On the map and in such archival records, Mount Sophia shows up as the name of a street and of a hill in the Rochor area of Singapore. Topographically, it is part of a series of hills that includes Mount Emily to the north, as well as Fort Canning further down south. Bounding Mount Sophia are Sophia Road, Mount Sophia (the road), and Adis Road; the three roads skirt the foothills to trace a teardrop loop. The drive is a gentle bend uphill, and for those who are inclined to go on foot, a flight of steps, accessible from Handy Road, offers a steep, straight-up hike. Although the original staircase has since been rebuilt, it is still fondly called ‘The Hundred Steps’.

In its earliest documentation, Mount Sophia was known as Bukit Seligi, bearing the name of the local nibong palm — a tall, slender species distinctive for its rather alarming thorn-covered trunk. It was not until the colonial period that the hill was given its western name: first as Flint’s Hill — after Captain William Flint, the colony’s first Master Attendant who lived on the hill; then renamed Mount Sophia by Flint—in honour of Singapore founder Sir Stamford Raffles’ second wife, Lady Sophia Raffles, and Flint’s own daughter, Mary Sophia Anne. Flint grew spices on the hill for years.

The hill was later sold to Charles Robert Prinsep, who also owned the adjacent Bukit Cawa (the present Mount Emily). Prinsep was a nutmeg mogul and cultivated plantations on his hills. His estate extends all the way to what is today’s Istana grounds. Mount Sophia’s elevation above lowland flooding and its proximity to the genteel neighbourhood of Orchard Road made it an ideal address for the well-heeled. During Prinsep’s time, grand mansions were already erected on the hill. Theodor August Behn and Valentin Lorenz Meyer (of Behn, Meyer & Co, which, in these early days, traded in tropical produce such as coconut oil and pepper) were some of the listed hills residents in 1842.

Through the 1860s, as the colony population grew, Prinsep started to parcel the land out for sale. By the early 1900s, many more houses had sprung up on the hill, as can be seen in town maps from that time. Likely the most elaborate mansion there was the Eu Villa, the family mansion of Eu Tong Sen built in 1913. Located halfway up the hill, the lavish property was so large it kept five watchmen and a pack of thoroughbred Alsatians, Mastiffs and Great Danes on guard. The villa boasted of a dining room that could seat over a hundred guests; as well as a ballroom that was as big as Raffles Hotel’s and that overlooked just two of Eu Villa’s many tennis courts. The residence has been described as ‘magical’ and ‘castle- like’ in accounts — its fairy-tale status sealed in popular imagination when the villa was sadly demolished in the 1980s.

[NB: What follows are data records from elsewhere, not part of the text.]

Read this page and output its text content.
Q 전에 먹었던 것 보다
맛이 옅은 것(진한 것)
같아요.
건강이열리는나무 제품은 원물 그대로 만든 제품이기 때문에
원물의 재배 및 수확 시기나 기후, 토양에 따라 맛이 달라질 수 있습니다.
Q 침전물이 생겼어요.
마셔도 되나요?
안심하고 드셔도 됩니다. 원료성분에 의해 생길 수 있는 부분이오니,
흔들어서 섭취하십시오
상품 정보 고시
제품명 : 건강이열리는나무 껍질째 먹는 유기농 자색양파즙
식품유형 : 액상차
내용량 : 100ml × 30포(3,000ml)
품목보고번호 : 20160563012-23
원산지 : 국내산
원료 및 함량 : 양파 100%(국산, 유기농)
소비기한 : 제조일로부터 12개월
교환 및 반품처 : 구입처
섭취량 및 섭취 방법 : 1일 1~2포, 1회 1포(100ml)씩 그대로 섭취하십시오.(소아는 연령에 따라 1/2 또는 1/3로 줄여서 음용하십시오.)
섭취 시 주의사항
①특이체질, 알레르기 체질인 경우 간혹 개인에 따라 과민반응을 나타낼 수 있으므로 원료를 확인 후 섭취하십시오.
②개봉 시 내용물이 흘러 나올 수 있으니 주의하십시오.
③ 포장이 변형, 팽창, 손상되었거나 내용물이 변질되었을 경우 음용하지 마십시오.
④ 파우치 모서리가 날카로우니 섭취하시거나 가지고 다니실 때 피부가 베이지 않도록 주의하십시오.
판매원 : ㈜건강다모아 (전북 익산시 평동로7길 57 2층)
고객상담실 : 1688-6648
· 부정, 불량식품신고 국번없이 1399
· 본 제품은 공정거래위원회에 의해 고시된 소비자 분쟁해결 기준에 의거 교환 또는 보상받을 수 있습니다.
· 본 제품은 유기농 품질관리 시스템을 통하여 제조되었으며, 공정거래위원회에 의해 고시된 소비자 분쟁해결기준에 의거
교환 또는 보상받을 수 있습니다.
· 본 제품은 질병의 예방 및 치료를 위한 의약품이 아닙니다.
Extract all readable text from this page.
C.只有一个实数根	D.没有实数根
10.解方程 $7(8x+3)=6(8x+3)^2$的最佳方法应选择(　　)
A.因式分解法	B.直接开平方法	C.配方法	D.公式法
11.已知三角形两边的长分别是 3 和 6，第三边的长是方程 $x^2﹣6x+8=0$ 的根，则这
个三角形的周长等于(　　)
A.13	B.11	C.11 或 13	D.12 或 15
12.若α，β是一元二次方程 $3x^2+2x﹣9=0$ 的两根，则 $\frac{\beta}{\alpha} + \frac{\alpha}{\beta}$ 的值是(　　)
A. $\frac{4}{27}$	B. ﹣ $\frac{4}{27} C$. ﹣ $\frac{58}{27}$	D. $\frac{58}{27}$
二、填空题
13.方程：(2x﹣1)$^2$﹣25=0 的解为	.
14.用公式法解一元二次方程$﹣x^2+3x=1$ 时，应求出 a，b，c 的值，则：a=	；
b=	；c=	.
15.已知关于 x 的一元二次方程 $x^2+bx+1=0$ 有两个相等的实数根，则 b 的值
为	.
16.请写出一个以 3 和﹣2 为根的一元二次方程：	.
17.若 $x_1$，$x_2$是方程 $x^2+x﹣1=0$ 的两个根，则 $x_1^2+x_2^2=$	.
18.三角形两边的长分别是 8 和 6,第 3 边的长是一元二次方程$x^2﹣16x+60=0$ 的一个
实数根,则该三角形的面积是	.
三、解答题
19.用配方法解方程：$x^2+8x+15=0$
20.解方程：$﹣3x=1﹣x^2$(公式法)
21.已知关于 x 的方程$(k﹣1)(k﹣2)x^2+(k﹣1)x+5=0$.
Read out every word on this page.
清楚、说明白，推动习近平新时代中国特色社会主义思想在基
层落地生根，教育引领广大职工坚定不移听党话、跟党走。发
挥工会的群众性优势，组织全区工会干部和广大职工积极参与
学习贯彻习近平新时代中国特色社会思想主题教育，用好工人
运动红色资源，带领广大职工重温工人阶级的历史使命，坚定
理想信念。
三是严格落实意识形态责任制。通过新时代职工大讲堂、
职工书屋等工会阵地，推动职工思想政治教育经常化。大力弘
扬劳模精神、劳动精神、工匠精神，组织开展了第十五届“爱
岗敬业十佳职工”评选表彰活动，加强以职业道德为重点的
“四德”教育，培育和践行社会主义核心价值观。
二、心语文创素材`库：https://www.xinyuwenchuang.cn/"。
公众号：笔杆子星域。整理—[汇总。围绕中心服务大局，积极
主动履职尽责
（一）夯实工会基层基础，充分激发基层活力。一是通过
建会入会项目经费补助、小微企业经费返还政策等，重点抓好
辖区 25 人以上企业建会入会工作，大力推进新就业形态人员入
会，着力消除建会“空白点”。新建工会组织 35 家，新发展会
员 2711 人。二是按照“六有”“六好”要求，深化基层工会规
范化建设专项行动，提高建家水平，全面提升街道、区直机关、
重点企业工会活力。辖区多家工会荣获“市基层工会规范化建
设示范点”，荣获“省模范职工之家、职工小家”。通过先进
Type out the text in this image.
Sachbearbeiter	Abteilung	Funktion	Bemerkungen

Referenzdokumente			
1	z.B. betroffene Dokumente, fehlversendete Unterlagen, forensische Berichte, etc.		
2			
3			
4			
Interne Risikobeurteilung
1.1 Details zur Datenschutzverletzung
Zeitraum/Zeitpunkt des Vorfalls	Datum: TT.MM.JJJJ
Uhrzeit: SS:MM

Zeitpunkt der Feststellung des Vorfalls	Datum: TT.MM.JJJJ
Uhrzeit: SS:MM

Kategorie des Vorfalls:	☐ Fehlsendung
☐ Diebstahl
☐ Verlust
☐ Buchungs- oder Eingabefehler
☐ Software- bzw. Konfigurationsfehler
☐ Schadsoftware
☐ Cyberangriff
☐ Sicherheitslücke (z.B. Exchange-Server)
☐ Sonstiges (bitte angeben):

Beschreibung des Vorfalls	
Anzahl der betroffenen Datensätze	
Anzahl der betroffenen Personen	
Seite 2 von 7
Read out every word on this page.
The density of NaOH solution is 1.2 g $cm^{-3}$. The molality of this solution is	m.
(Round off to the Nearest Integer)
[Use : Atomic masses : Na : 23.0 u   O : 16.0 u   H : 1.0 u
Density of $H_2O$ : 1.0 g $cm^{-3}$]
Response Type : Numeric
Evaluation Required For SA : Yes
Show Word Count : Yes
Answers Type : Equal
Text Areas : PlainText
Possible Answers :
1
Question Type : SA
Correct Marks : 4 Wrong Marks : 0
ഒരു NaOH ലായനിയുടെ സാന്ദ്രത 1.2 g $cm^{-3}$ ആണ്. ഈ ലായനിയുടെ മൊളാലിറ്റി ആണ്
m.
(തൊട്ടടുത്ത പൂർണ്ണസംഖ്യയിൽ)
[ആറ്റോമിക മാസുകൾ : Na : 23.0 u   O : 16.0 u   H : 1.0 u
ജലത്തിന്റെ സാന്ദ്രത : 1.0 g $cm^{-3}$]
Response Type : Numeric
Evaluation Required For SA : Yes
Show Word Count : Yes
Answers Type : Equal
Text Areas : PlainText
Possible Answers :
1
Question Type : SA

Over the years, the area was also home and social ground for various communities. In particular, many Sikh and Jewish families settled there. Traces of their lives can still be seen in some of the community buildings that pepper the hill and its surrounds today. Landmarks featured on heritage and interest tours include Sophia Flats. Standing at the entrance of Mount Sophia, this 1930s building was where Jewish immigrant Frank Benjamin had lived in and set up his first office after the war. Not far away, the David Elias building bearing the six-pointed Star of David bas- relief on its façade also reflects the heritage of its Jewish owner.

Mount Sophia was gazetted on 1 December 2003 as Mount Sophia Conservation Area, serving as a physical link between the Civic District and the Little India Historic District.